Several members of the Albany County Legislature met Tuesday, Sept. 29 for three public hearings-one of which to discuss a proposed law that would limit motor vehicles to idling for no longer than three minutes while the vehicle is not in motion.
The law was introduced by Albany County Legislator Chris Higgins, D-Albany, several years ago, he said. But now, Higgins said the time is appropriate to enact the law to protect the people, and the air quality, of his district.
During Tuesday's public hearing, Russ Haven, legislative counsel for the New York Public Interest Research Group, was the only person who spoke, though his statistics seemed to resonate with many of the legislators.

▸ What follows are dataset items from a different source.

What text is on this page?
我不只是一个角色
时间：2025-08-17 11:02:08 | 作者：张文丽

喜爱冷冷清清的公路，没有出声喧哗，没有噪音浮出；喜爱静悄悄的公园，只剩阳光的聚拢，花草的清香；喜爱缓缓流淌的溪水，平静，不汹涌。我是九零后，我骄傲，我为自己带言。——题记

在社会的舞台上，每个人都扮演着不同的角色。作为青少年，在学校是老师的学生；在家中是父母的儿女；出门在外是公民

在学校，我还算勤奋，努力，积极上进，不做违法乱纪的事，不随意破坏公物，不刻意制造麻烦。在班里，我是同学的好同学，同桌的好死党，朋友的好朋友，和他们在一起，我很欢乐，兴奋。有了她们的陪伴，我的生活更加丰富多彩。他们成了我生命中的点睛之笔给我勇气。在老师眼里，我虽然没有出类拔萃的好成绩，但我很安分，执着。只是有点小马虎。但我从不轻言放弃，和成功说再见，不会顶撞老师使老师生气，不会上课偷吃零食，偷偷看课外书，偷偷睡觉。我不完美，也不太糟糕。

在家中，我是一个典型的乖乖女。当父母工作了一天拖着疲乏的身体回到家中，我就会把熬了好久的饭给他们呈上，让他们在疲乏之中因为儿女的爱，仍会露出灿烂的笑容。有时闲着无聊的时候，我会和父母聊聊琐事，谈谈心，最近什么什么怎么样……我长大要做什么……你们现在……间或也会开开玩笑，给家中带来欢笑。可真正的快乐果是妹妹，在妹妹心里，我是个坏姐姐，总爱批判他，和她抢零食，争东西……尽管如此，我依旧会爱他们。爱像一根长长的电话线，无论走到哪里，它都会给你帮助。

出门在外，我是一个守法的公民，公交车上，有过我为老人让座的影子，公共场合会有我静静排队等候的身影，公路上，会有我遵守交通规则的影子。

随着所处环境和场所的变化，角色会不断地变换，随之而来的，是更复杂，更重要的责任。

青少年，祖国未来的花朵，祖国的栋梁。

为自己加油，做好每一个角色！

Haven cited the Clean Air Task Force and said that by 2010, as a result of diesel soot, there are projected to be 22 premature deaths, 22 non-fatal heart attacks, 12 cases of chronic bronchitis and 390 asthma attacks in Albany County. As a result, Haven said there is expected to be 2,330 lost work days and 13, 631 minor restricted activity days.
More specifically, Haven spoke of the effect of auto emissions on children, labeling conditions that can result from breathing in too much polluted air to the No. 1 reason students are absent from school. This is likely causing students to miss school, having a detrimental effect on educating the county's k-12 students, he said.
Haven pointed out the success of similar laws in New York City and Westchester County in which idling laws, to some degree, have been in place for the last several years.
"We all do thoughtless things," he said. "But when we're educated, we can change our behavior."
Higgins' law does have certain exceptions that will be made on a case-by-case basis, he said. Some of the exceptions written in the law, called Local Law O, are for when a motor vehicle is idling due to traffic conditions in which the operator has no control; vehicles that require to maintain a certain temperature and thus need to be left on; a vehicle that is loading or unloading cargo; heavy duty construction vehicles that are owned and operated by those engaging in mining and quarrying; a hybrid vehicle which needs to idle to provide energy for its battery; an electric vehicle; or a motor vehicle that is not powered by a diesel engine and the "ambient air temperature" is 32 degrees Fahrenheit.
As for the enforcement, Higgins said, if passed, it will be up to the individual municipalities in the county to determine how the law will be enforced.